OPEC, whose de facto leader is Saudi Arabia, has resisted pleas from the White House to supply more oil to make up for production lost due to sanctions against Russia. That, along with a European Union agreement to end most oil imports from Russia over its invasion of Ukraine, has helped push prices higher. Gasoline and diesel prices have also been propped up by a lack of refining capacity to turn crude into motor fuel.

The U.S. saw a record high average gasoline pump price on Thursday of $4.71 per gallon, according to AAA. The price of crude makes up about half the price of gasoline at the pump in the U.S., and prices could go even higher as the summer driving season gets under way.

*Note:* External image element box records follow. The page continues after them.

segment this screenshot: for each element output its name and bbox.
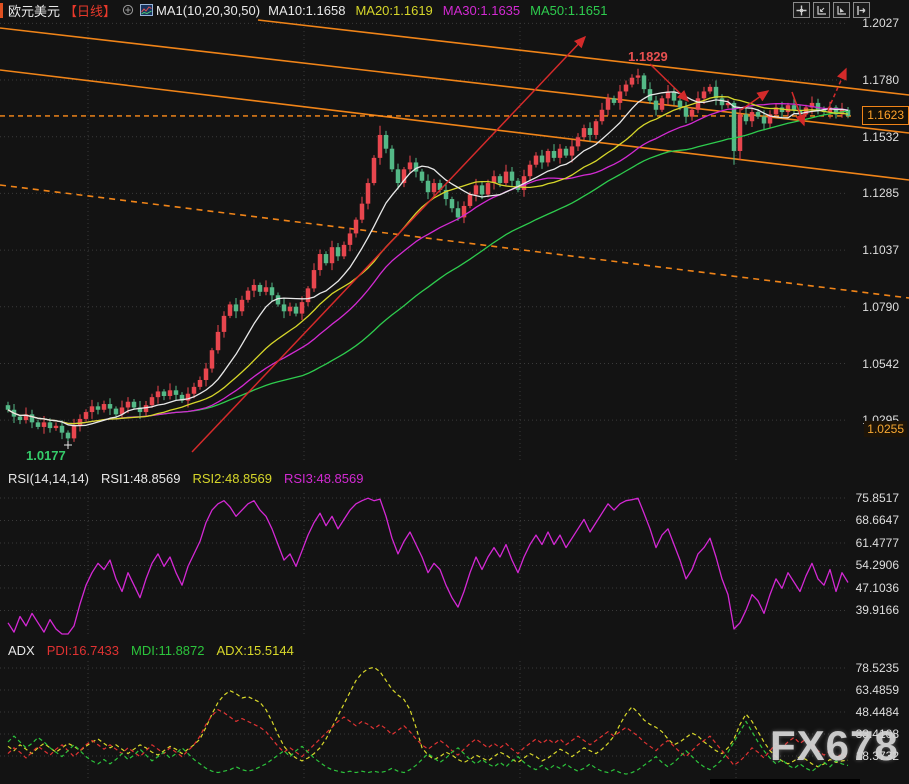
step-right-icon[interactable]	[853, 2, 870, 18]
chart-app: 欧元美元 【日线】 MA1(10,20,30,50) MA10:1.1658MA…	[0, 0, 909, 784]
indicator-value: RSI1:48.8569	[101, 471, 181, 486]
pan-icon[interactable]	[793, 2, 810, 18]
adx-axis-label: 63.4859	[856, 682, 899, 698]
indicator-value: ADX:15.5144	[216, 643, 293, 658]
price-axis-label: 1.1532	[862, 129, 899, 145]
price-axis-label: 1.1780	[862, 72, 899, 88]
chart-canvas[interactable]	[0, 0, 909, 784]
indicator-value: MDI:11.8872	[131, 643, 204, 658]
low-price-annotation: 1.0177	[26, 448, 66, 463]
adx-value-list: PDI:16.7433 MDI:11.8872 ADX:15.5144	[47, 643, 306, 658]
chart-header: 欧元美元 【日线】 MA1(10,20,30,50) MA10:1.1658MA…	[0, 0, 909, 20]
indicator-value: MA30:1.1635	[443, 3, 520, 18]
rsi-panel-header: RSI(14,14,14)RSI1:48.8569RSI2:48.8569RSI…	[8, 471, 387, 486]
rsi-line-layer	[8, 498, 848, 634]
ma-group-label[interactable]: MA1(10,20,30,50)	[156, 3, 260, 18]
grid-layer	[0, 23, 847, 780]
adx-lines-layer	[8, 667, 848, 774]
current-price-label: 1.1623	[862, 106, 909, 125]
rsi-axis-label: 54.2906	[856, 557, 899, 573]
indicator-value: RSI3:48.8569	[284, 471, 364, 486]
high-price-annotation: 1.1829	[628, 49, 668, 64]
ma-value-list: MA10:1.1658 MA20:1.1619 MA30:1.1635 MA50:1.…	[268, 3, 617, 18]
bottom-bar	[710, 779, 860, 784]
axis-zoom-out-icon[interactable]	[813, 2, 830, 18]
rsi-title: RSI(14,14,14)	[8, 471, 89, 486]
candlestick-layer	[6, 69, 851, 447]
indicator-value: RSI2:48.8569	[192, 471, 272, 486]
timeframe-label[interactable]: 【日线】	[64, 1, 116, 20]
indicator-value: PDI:16.7433	[47, 643, 119, 658]
low-price-axis-label: 1.0255	[864, 421, 907, 437]
trend-channel-layer	[0, 20, 909, 298]
indicator-value: MA50:1.1651	[530, 3, 607, 18]
price-axis-label: 1.1285	[862, 185, 899, 201]
price-axis-label: 1.1037	[862, 242, 899, 258]
rsi-axis-label: 61.4777	[856, 535, 899, 551]
header-accent-bar	[0, 3, 3, 18]
indicator-value: MA20:1.1619	[355, 3, 432, 18]
indicator-value: MA10:1.1658	[268, 3, 345, 18]
axis-zoom-in-icon[interactable]	[833, 2, 850, 18]
rsi-axis-label: 47.1036	[856, 580, 899, 596]
adx-title: ADX	[8, 643, 35, 658]
rsi-axis-label: 75.8517	[856, 490, 899, 506]
price-axis-label: 1.0790	[862, 299, 899, 315]
chart-toolbar	[790, 2, 870, 18]
trend-arrow-layer	[192, 37, 846, 452]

High gas prices for drivers are a potential factor in U.S. politics with mid-term Congressional elections approaching later this year.

The OPEC+ decision is further complicated by the group’s failure to meet its production targets due to underinvestment and other roadblocks in some member countries. Only Saudi Arabia and the United Arab Emirates are thought to have space capacity to produce more oil. But stepping up their production would upset the balance between them and other countries that can’t produce and earn more.

U.S. oil prices fell 2.8% ahead of the meeting to $112.01 per barrel while international benchmark Brent crude fell 2.73% to $113.12 per barrel.

Oil prices fell after the Financial Times reported Saudi Arabia could be willing to increase output if Russian supplies falter due to EU sanctions.